Docker Image Licensing Considerations

When running self-hosted software with Docker, licensing applies at multiple layers:

Layer License applies to Example
Base image The OS and packages in the image Alpine (MIT), Ubuntu (various), Debian (DFSG)
Application The main software in the container Nextcloud (AGPL), Gitea (MIT), Grafana (AGPL)
Dependencies Libraries bundled in the image npm packages, Go modules, Python packages
Configuration Your custom configuration files Your code, not affected by container license
Tip: When self-hosting software for internal use, even AGPL and GPL software can be used freely because you are not distributing it to third parties. The copyleft obligations only trigger on distribution (GPL) or network interaction by external users (AGPL). Running Nextcloud for your team does not obligate you to publish your configuration or modifications.

Practical Implications for Self-Hosters

  • Using MIT/Apache software: No restrictions. Use freely, modify, deploy internally or externally.
  • Using GPL software: Fine for internal use. If you distribute modified versions, share the source.
  • Using AGPL software: Fine for internal use. If external users access it, share modified source code.
  • Using BSL software: Fine for internal non-production or non-commercial use. Check the specific additional use grant for production use.
  • Using SSPL software: Fine for internal use. Do not offer it as a managed service without open-sourcing your entire stack.
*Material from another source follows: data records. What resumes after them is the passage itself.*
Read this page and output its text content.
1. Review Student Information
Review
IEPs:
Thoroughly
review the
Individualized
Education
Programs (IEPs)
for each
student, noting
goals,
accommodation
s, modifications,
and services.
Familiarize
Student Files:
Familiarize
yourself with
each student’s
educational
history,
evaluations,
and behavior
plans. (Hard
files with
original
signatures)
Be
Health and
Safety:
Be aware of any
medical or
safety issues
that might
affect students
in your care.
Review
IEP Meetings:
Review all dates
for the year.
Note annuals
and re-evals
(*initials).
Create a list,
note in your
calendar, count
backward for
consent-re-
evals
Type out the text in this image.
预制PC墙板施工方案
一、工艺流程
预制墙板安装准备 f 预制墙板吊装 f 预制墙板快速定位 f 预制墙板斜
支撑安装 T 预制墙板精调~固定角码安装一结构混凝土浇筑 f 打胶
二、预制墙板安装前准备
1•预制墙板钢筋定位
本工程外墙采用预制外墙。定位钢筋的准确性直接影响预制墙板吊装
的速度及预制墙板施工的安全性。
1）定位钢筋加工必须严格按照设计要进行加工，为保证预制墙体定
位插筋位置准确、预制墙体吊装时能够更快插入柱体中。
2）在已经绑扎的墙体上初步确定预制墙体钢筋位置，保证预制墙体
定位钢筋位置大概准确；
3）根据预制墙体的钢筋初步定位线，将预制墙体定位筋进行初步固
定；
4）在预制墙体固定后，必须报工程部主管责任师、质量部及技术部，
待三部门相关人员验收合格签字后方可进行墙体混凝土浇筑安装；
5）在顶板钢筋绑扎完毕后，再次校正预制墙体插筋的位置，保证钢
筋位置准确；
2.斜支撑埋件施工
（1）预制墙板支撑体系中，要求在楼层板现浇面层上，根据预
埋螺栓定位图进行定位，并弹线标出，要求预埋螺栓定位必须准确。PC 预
For tools like usulnet that use AGPL licensing, self-hosting for your own infrastructure management is fully within the license terms. The AGPL's network copyleft provision would only apply if you were to offer usulnet as a service to external third parties.

Summary

Open-source licenses are not just legal boilerplate. They define the social contract between software creators and users. Understanding them helps you make informed decisions about what you deploy, what you build on, and how you contribute back. For self-hosters, the practical advice is simple: read the license, use internally without fear, and be careful if you plan to redistribute or offer services to others.